“A PARTE le guerre puniche, mi viene attribuito veramente tutto”. In queste parole c’è lo stile di Giulio Andreotti, che è scomparso ieri alla bella età di 94 anni. Un’ironia a metà tra l’”aplomb” britannico e il cinico “cacio e pepe”  trasteverino, condita con la verità nuda e cruda, perché il “divin Giulio” è sempre stato l’ago della bilancia, l’eminenza grigia, il Grande Burattinaio della Prima Repubblica.Un politico cresciuto alla scuola di De Gasperi che, fin da ragazzo, quando militava nelle file degli universitari della Fuci, ha respirato il potere ai massimi livelli, con i suoi giochi più o meno perversi, tanto da dover ammettere, più avanti negli anni, con quella acutezza che è sempre stata la sua forza, che il potere logora solo chi non ce l’ha. Uomo controverso, spesso criticato e discusso,ma grandissimo, custode di segreti e storie come nessun altro, è stato capace di pilotare il Paese tra mille secche e mille agguati. Sempre pronto al dialogo, a costruire, tanto da diventare, contemporaneamente, l’uomo vicino alla Chiesa e ai Papi e il mediatore privilegiato con il mondo arabo.

È STATO un vero uomo di pace, forse perché aveva conosciuto le privazioni e i dolori della guerra, sempre pronto a schierarsi in prima linea quando le tensioni internazionali rischiavano di degenerare. I suoi critici l’hanno dipinto come una specie di Belzebù pronto a tramare nelle tenebre e a costruire scenari che avevano un solo obiettivo: perpetuare all’infinito il suo potere. Andreotti era, però, anche esattamente il contrario del proprio stereotipo: modestissimo nella vita privata, profondamente religioso, ma anche amante della vita, a cominciare dalla squadra di calcio del cuore, la Roma. Cominciava sempre la giornata con la messa: la sua vita, così come l’impegno politico, era una missione al servizio degli altri.
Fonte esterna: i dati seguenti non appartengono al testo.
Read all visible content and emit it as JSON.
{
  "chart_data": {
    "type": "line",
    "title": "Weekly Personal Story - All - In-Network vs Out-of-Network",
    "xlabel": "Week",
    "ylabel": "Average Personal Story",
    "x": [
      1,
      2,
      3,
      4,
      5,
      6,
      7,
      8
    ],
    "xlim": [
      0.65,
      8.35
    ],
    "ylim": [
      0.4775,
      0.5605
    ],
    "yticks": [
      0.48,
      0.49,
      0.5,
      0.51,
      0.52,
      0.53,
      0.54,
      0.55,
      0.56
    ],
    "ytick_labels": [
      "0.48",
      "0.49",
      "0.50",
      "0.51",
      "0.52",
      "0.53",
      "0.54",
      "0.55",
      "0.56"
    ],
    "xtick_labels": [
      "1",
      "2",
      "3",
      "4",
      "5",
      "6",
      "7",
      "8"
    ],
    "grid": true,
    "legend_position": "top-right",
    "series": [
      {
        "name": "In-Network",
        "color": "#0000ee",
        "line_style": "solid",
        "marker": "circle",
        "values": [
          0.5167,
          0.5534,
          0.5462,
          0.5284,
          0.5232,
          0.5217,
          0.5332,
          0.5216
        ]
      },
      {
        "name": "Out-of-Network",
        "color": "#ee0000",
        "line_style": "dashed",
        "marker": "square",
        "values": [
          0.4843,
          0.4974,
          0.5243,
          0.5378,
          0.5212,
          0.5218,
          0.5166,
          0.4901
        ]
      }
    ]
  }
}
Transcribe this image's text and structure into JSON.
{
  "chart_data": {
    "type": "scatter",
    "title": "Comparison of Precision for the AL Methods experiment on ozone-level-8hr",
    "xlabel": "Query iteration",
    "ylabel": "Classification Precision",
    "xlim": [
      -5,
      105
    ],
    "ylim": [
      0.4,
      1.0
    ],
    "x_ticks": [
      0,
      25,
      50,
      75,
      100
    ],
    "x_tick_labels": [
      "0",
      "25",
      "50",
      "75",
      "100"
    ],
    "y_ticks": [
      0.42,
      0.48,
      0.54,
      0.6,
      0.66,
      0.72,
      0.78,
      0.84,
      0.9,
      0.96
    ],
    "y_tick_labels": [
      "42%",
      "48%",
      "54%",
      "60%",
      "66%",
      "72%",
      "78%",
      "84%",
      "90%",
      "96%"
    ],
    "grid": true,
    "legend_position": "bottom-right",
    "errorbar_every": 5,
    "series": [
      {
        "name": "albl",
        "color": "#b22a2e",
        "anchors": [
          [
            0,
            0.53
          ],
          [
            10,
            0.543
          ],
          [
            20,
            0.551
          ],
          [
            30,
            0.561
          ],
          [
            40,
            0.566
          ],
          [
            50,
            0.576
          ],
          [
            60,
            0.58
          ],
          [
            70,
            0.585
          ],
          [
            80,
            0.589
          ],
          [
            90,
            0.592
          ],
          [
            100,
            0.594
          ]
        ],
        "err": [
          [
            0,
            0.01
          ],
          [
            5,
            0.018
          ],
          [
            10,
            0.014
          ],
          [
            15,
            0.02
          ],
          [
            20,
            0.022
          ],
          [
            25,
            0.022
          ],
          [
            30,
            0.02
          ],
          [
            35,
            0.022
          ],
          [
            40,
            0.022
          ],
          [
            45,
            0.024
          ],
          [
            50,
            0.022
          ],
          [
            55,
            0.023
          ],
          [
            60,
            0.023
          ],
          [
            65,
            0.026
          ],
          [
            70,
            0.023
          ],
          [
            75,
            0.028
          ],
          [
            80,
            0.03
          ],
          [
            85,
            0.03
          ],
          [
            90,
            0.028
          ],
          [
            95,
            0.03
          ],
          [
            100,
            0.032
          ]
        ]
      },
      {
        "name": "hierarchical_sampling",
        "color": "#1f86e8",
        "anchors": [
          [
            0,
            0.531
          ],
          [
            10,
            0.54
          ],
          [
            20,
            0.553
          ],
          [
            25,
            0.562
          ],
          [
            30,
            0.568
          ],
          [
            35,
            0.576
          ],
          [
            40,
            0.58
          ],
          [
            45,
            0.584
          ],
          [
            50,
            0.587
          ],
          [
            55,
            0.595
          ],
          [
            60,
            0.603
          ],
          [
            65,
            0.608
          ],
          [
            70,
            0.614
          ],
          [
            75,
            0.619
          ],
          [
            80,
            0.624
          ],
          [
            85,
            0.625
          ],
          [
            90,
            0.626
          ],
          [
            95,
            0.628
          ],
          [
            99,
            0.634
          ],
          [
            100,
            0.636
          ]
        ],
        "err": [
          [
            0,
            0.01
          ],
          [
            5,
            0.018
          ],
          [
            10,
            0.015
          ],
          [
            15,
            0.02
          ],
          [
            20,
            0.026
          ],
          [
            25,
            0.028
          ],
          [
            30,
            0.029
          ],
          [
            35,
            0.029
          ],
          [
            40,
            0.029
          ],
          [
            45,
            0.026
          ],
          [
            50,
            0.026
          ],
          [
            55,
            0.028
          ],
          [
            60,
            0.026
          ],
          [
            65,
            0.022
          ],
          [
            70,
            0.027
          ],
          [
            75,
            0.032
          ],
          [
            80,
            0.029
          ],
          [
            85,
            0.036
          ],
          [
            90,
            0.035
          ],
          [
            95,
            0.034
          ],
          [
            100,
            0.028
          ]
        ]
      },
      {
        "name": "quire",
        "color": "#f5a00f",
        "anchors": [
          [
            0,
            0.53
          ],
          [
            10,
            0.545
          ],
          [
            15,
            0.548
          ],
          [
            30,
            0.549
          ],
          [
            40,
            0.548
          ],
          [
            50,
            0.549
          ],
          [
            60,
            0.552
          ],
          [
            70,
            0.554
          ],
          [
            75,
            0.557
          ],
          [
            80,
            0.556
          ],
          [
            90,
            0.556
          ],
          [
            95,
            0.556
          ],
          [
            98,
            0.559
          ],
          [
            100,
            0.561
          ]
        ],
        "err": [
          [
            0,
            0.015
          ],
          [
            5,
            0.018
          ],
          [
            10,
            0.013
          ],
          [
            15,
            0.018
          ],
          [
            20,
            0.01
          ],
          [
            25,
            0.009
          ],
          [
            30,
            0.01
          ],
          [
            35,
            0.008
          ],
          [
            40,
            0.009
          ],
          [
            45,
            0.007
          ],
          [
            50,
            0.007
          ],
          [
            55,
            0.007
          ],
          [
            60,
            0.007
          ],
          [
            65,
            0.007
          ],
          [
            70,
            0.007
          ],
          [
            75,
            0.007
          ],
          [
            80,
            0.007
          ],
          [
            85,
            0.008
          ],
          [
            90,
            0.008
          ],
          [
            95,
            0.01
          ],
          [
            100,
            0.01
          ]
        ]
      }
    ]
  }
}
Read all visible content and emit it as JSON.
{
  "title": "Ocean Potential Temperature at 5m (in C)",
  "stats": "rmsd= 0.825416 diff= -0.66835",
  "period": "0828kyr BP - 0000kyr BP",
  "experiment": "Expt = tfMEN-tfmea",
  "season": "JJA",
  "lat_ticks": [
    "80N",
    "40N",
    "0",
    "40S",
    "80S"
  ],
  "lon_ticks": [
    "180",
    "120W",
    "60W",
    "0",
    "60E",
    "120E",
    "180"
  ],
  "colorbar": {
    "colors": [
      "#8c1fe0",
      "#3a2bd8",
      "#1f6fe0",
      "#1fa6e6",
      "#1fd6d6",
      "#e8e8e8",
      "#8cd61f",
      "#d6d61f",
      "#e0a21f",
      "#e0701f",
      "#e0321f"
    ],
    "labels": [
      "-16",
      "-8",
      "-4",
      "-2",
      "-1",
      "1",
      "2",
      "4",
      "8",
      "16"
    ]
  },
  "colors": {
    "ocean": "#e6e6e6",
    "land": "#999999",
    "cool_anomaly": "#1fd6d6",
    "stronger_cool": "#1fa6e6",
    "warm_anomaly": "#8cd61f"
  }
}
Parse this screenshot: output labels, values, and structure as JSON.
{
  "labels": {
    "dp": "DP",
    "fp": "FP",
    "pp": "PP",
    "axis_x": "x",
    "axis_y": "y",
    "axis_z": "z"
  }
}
Lo ricordo, una volta, al convegno dell’Osservatorio Giovani della Bagnaia, da lui sempre privilegiato perché riconosceva le enormi potenzialità delle nuove generazioni, che, al mattino presto, si faceva aprire l’antica cappella per andare a pregare. Solo la preghiera, diceva, gli dava la forza necessaria per affrontare i calvari della giornata.
CERTE VOLTE, soprattutto negli ultimi tempi, il bisogno di rifugiarsi nella pace di una chiesa diventava assillante: un uomo della sua scorta mi confessò che, spesso, all’alba, si presentava ai suoi collaboratori vestito di tutto punto, dicendo loro: “Andiamo a messa!”, come in preda a un bisogno assoluto di eternità. Politico fin nel midollo, Andreotti è stato, assieme a De Gasperi e a qualche altro, uno dei pochi, veri statisti italiani dal dopoguerra a oggi. Se adesso la classe politica è tanta odiata, c’è un motivo: in circolazione non ci sono quasi più personaggi della sua grandezza e onestà. Personaggi capaci di far crescere, politicamente parlando, i propri allievi, perché non temevano il confronto e sapevano guardare avanti e prevedere il futuro.

IL SENATORE A VITA (con la sua scomparsa, ci sono ora tre caselle vuote) è stato in grado di anticipare i cambiamenti prima di molti: partecipai con lui, un suo amico cardinale e alcuni imprenditori, tra cui Marisa Bellisario, a un viaggio in Cina che, allora, non era certo vicina, anzi. Al di là della Muraglia, Andreotti comprese, prima degli altri, le immense possibilità di sviluppo di quel pianeta, che pure era diametralmente opposto alle sue convinzioni politiche, gettando le basi di partnership che si sono poi sviluppate nei successivi decenni. Anche su Pechino aveva visto giusto. Nonostante i tanti onori e gli svariati governi che portano il suo nome (Andreotti I, Andreotti II, Andreotti III, ecc.: una vera litanìa), Giulio, da oggi ancora più divino, non ha mai perso quel suo intelligente modo di essere, fatto d’arguzia, humor e modestia. Diceva sempre: “L’umiltà è una virtù stupenda. Ma non quando si esercita nella dichiarazione dei redditi”. Sic transeat gloria mundi.